Facebook will soon roll out a new section dedicated to debunking common but inaccurate myths about COVID-19.
For its new “Facts About Covid-19” section, Facebook will use information from the World Health Organization. Chief Executive Mark Zuckerberg said the section will focus on dispelling COVID-19 myths, such as the one that drinking bleach will cure the virus or that hydroxychloroquine can cure, treat, or prevent the illness.
Facebook’s previous efforts to fight misinformation about the coronavirus have included launching notifications, encouraging everyone to wear a mask, and flagging misleading posts about the virus as false.

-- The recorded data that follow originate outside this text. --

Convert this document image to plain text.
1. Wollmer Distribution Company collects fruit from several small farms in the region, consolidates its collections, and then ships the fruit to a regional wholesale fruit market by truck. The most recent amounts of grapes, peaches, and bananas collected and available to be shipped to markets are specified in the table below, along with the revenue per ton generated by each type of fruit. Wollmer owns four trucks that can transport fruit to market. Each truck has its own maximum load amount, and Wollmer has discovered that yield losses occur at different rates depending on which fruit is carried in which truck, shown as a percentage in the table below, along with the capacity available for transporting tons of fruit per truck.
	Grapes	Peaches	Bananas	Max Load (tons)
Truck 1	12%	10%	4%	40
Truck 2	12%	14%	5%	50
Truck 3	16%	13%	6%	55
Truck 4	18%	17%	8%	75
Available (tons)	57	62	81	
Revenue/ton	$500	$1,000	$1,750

In his announcement about the forthcoming feature, Zuckerberg also said he will interview Dr. Anthony Fauci, the director of the National Institute of Allergy and Infectious Diseases, about the pandemic and the government’s response to it this Thursday afternoon.
The conversation will be livestreamed on the platform and will focus on topics such as what the nation needs to do next to slow the spread of the novel coronavirus and how close we are to a vaccine.
Combating virus misinformation
Facebook’s announcement about its new feature comes less than a week after lawmakers sent a number of major tech companies, including Facebook, letters requesting monthly reports containing instances of misinformation on the pandemic.
The lawmakers said in the letters that their aim is to curtail a “troubling rise of false or misleading information related to COVID-19 disseminated by domestic and foreign actors on platforms such as yours.”
“This disinformation has ranged from false statements about certain groups being immune from contracting the virus to unsubstantiated assertions about masks and vaccines,” the group of Democratic lawmakers said. “This type of disinformation is dangerous and can affect the health and well-being of people who use this false information to make critical health decisions during this pandemic.”